Ebbene, non è mia intenzione entrare nel merito dei risvolti giuridici di una decisione che agli occhi di un comune cittadino non può che apparire paradossale e iniqua. Né è mia intenzione giudicare se ci troviamo di fronte a un eccesso di zelo o a un incontenibile accesso di ardore burocratico da parte del Garante, il cui attuale collegio resterà in carica ancora per altri 4 anni. Però credo che di fronte questa ulteriore manifestazione di inadeguatezza del nostro sistema normativo sia nostra precisa responsabilità – come soggetti che operano nella sanità, stakeholder di diversa provenienza, rappresentanti della politica e delle istituzioni o semplici cittadini – quella di puntare il dito contro queste incredibili storture del nostro sistema sanitario, poiché oggi non sono più giustificabili.

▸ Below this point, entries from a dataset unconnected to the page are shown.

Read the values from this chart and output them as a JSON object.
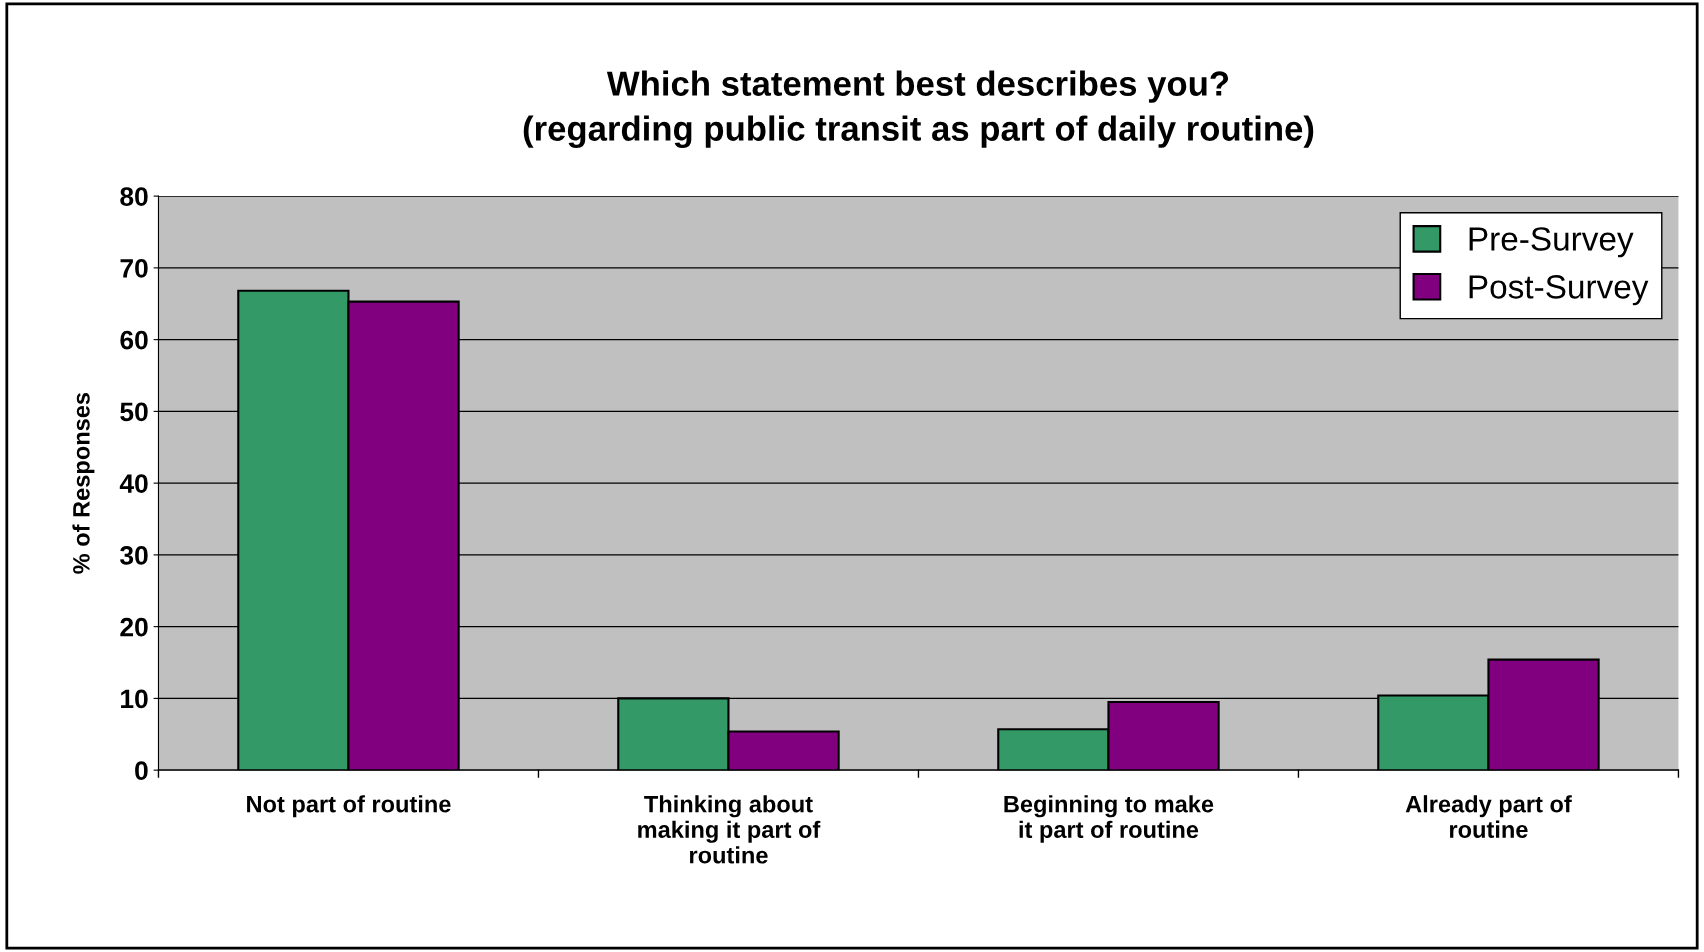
{
  "chart_data": {
    "type": "bar",
    "title": "Which statement best describes you?\n(regarding public transit as part of daily routine)",
    "ylabel": "% of Responses",
    "categories": [
      "Not part of routine",
      "Thinking about\nmaking it part of\nroutine",
      "Beginning to make\nit part of routine",
      "Already part of\nroutine"
    ],
    "series": [
      {
        "name": "Pre-Survey",
        "color": "#339966",
        "values": [
          66.8,
          10.0,
          5.7,
          10.4
        ]
      },
      {
        "name": "Post-Survey",
        "color": "#800080",
        "values": [
          65.3,
          5.4,
          9.5,
          15.4
        ]
      }
    ],
    "ylim": [
      0,
      80
    ],
    "yticks": [
      0,
      10,
      20,
      30,
      40,
      50,
      60,
      70,
      80
    ],
    "grid": "y",
    "legend": "top right"
  }
}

Con buona pace del Regolamento europeo sulla Privacy.
Questo vulnus, infatti, appare oggi ancora più inaccettabile, lì dove dal punto di vista tecnico – e tecnologico – le Regioni sarebbero oggi già in grado di effettuare una mappatura delle fragilità finalizzata ad analizzare la situazione sanitaria dell’assistito, prevederne l’evoluzione, valutare l’eventuale correlazione con altri elementi di rischio clinico e mettere in atto in una logica preventiva idonei percorsi – non soltanto diagnostici e terapeutici, ma anche informativi e di counseling – su misura del singolo paziente.
Inoltre, in seguito alla pandemia Covid-19 è emerso in modo ancora più evidente come i dati dei pazienti e il loro utilizzo abbiano acquisito una centralità nel dibattito scientifico, e tale esperienza abbia già aperto la strada ad alcune soluzioni per sfruttare pienamente tali potenzialità. Infine, i possibili sviluppi derivanti dall’uso dei Big Data in ambito clinico-assistenziale e nelle sperimentazioni cliniche, e la proposta della Commissione europea di istituire lo European Health Data Space, rendono questi temi ancora più urgenti e attuali.
Credo, dunque, che non sia più ulteriormente rimandabile una riflessione seria su questi aspetti che coinvolga tutti i soggetti che a vario titolo possono contribuire a offrire il proprio punto di vista per sciogliere, una volta per tutte, quel groviglio che oggi appare inestricabile e che frena ogni possibile sviluppo della medicina preventiva e di iniziativa.
Con la Fondazione The Bridge proseguiremo nel percorso di approfondimento scientifico e di sensibilizzazione già avviato su questi temi e facciamo appello al nuovo Governo e alle Istituzioni competenti affinché si facciano garanti di un dibattito costruttivo con tutti gli stakeholder di riferimento – ricercatori, clinici, operatori sanitari, aziende, associazioni di pazienti e tutti i rappresentanti della società civile organizzata – affinché la valorizzazione, l’utilizzo e la condivisione dei dati sanitari possano finalmente rappresentare un’opportunità di miglioramento del sistema sanitario del nostro Paese.